Atharva counted thirty of them, tall men armoured in contoured plates of beaten iron shaped into a form that was at once familiar and yet subtly different. It took a moment for Atharva to recognise the shapes before him, for their armour was an almost perfect representation of a form of war plate no longer manufactured, a style that had not been worn in battle for hundreds of years and existed now only in revisionist history books and the dusty annexes of the Gallery of Unity. They carried guns that Atharva recognised as a kind he had once touched in that same gallery, weapons that were no less deadly for their age.

Anger touched Atharva, for the appearance of this rabble ran roughshod over the honour of the Legions, whose appearance was openly mocked by such accoutrements of war.

That they were not Legiones Astartes was immediately apparent, but who were they?

‘Who in the name of all that’s perfect are they?’ asked Kiron at his shoulder.

‘I do not know,’ said Atharva, ‘but I intend to find out.’

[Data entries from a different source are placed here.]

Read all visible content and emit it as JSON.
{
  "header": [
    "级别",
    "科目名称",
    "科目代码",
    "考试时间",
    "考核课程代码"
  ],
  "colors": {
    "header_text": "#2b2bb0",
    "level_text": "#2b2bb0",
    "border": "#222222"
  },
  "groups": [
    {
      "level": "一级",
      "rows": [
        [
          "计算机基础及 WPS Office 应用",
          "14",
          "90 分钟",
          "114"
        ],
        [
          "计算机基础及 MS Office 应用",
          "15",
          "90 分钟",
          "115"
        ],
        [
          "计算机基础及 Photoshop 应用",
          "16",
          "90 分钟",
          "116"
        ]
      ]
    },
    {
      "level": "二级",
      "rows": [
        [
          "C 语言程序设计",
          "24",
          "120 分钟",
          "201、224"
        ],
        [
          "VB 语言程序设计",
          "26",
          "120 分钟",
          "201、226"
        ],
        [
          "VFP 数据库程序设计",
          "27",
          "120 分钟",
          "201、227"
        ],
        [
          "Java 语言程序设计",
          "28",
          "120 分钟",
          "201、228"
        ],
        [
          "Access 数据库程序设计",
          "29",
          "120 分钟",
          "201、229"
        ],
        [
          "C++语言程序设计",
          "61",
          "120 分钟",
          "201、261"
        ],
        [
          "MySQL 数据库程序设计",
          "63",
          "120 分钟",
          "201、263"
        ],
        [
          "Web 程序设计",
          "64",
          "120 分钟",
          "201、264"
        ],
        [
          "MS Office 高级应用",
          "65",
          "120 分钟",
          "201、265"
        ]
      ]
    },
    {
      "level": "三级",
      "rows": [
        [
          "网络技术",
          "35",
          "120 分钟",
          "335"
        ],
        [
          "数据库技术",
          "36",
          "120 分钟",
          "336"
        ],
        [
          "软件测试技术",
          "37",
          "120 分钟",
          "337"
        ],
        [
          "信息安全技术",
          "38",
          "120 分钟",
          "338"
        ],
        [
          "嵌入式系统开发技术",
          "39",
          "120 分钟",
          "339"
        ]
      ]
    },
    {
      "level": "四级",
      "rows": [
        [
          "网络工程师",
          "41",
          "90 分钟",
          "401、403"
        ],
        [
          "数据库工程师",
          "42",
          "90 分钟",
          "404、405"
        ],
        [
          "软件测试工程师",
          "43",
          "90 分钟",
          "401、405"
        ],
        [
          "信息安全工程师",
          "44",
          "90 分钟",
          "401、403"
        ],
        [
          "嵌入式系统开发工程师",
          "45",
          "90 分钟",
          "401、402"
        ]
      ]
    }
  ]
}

He closed his eyes and let his mind drift beyond the confines of this squalid refuge. He felt the glaring mind presences of the men, recognising the touch of bio-manipulation in their inflated physiques and gnarled genetic code. They were freaks, abominations against humanity crafted by a geneticist with no sense of beauty or the natural workings of a body. The Pavoni bent the base codes of physicality, but even they were bound by the fundamental building blocks of life.